Similarly, Wal-Mart stock price/sales (P/S) ratio has never been lower. Currently the P/S ratio is about 0.45. In March 2009 the ratio was about 0.47. Please see the chart below:
The same applies to the stock’s price/book ratio (P/B). Currently the P/B ratio is about 2.8. It has never been this low before.
With the stock price decline and the boost of per share dividend, Wal-Mart stock is now traded at the highest dividend yield level in its history. Since 1999, the company has issued 12 dividend hikes — pushing its payout higher by a total of 630% — including a 21% increase in March, which registered as the largest raise given to shareholders in four years. The dividend yield is now approaching 3% for the first time ever.

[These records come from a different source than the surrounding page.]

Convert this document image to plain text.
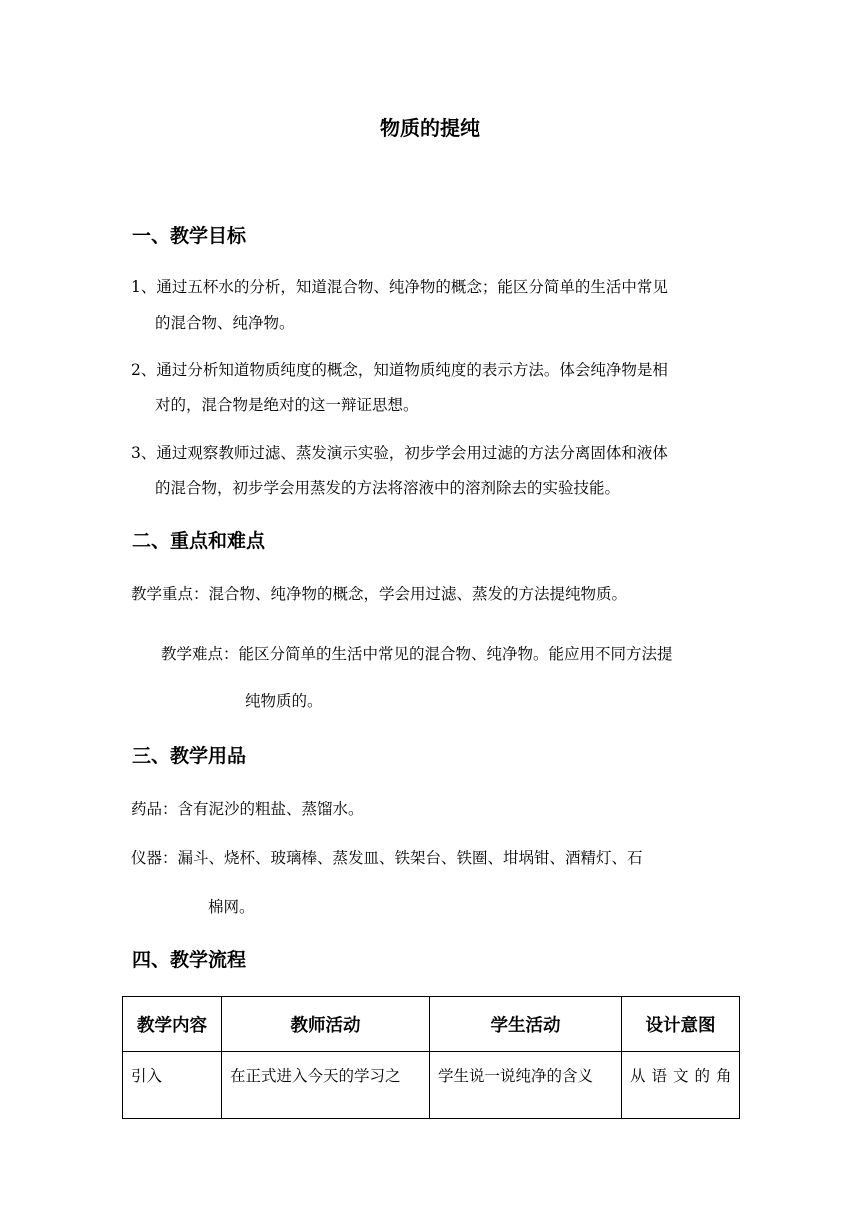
物质的提纯
一、教学目标
1、通过五杯水的分析，知道混合物、纯净物的概念；能区分简单的生活中常见
的混合物、纯净物。
2、通过分析知道物质纯度的概念，知道物质纯度的表示方法。体会纯净物是相
对的，混合物是绝对的这一辩证思想。
3、通过观察教师过滤、蒸发演示实验，初步学会用过滤的方法分离固体和液体
的混合物，初步学会用蒸发的方法将溶液中的溶剂除去的实验技能。
二、重点和难点
教学重点：混合物、纯净物的概念，学会用过滤、蒸发的方法提纯物质。
教学难点：能区分简单的生活中常见的混合物、纯净物。能应用不同方法提
纯物质的。
三、教学用品
药品：含有泥沙的粗盐、蒸馏水。
仪器：漏斗、烧杯、玻璃棒、蒸发皿、铁架台、铁圈、坩埚钳、酒精灯、石
棉网。
四、教学流程
教学内容	教师活动	学生活动	设计意图
引入	在正式进入今天的学习之	学生说一说纯净的含义	从语文的角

With the lowest historical valuation, Wal-Mart stock is traded at the lowest end of the valuation bands, as indicated in GuruFocus 10-year valuation page and the chart below.

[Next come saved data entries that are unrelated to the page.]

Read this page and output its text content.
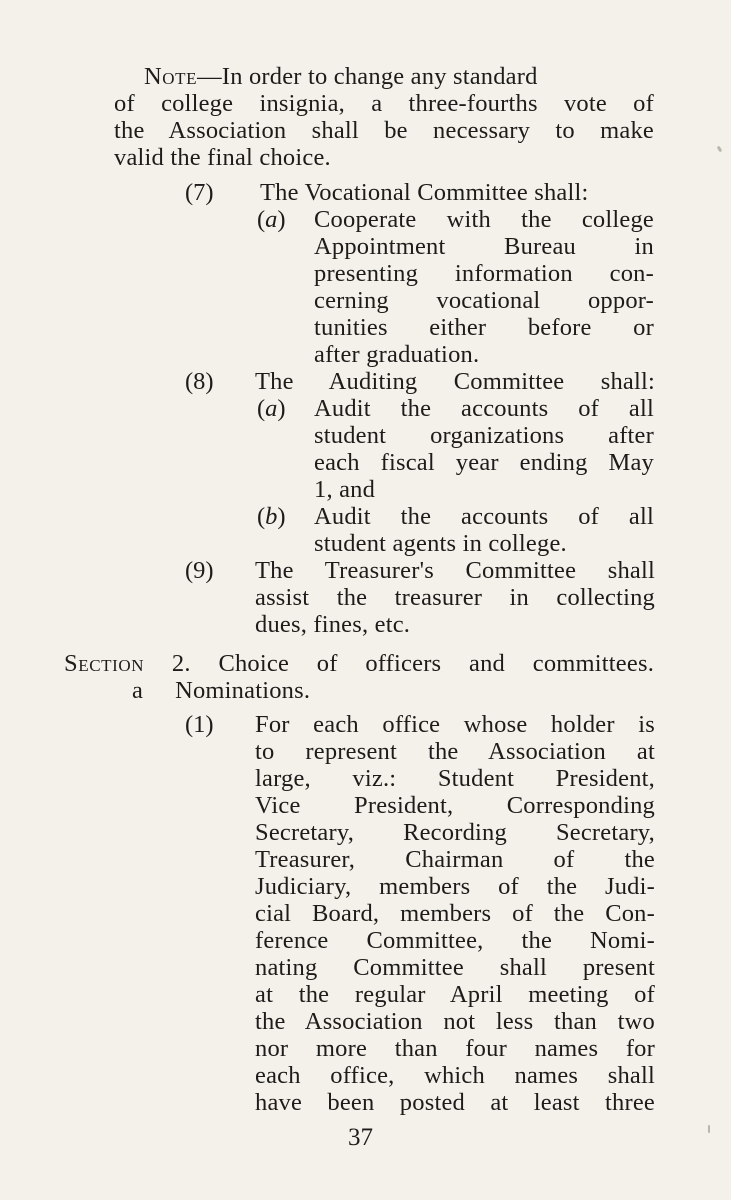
Note—In order to change any standard
of college insignia, a three-fourths vote of
the Association shall be necessary to make
valid the final choice.
(7) The Vocational Committee shall:
(a) Cooperate with the college
Appointment Bureau in
presenting information con-
cerning vocational oppor-
tunities either before or
after graduation.
(8) The Auditing Committee shall:
(a) Audit the accounts of all
student organizations after
each fiscal year ending May
1, and
(b) Audit the accounts of all
student agents in college.
(9) The Treasurer's Committee shall
assist the treasurer in collecting
dues, fines, etc.
Section 2. Choice of officers and committees.
a Nominations.
(1) For each office whose holder is
to represent the Association at
large, viz.: Student President,
Vice President, Corresponding
Secretary, Recording Secretary,
Treasurer, Chairman of the
Judiciary, members of the Judi-
cial Board, members of the Con-
ference Committee, the Nomi-
nating Committee shall present
at the regular April meeting of
the Association not less than two
nor more than four names for
each office, which names shall
have been posted at least three
37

With undervalued stock price, Wal-Mart has been aggressively buying back its shares. In 2002, Wal-Mart had about 4.5 billion shares outstanding. Today it has only 3.5 billion. The company retired 1 billion shares over the past 10 years. Since last year, the share buyback is further accelerated. In 2010 alone, Wal-Mart bought back 6% of its shares.
This is the history of shares outstanding. The chart is from GuruFocus 10-year financial page for Wal-Mart:
Fair Value Estimate
Using GuruFocus discounted cash flow calculator, we estimate that Wal-Mart has a fair value of $110, suggesting a margin of safety of about 50%. A more conservative assumption of 10% EPS growth rate over the next 10 years, 3% terminal growth rate and total neglect of its book value gives a fair value of $78, still 32% of margin of safety!
No wonder why Steven Romick said the stock is undervalued. It is indeed traded at lowest historical valuation ever.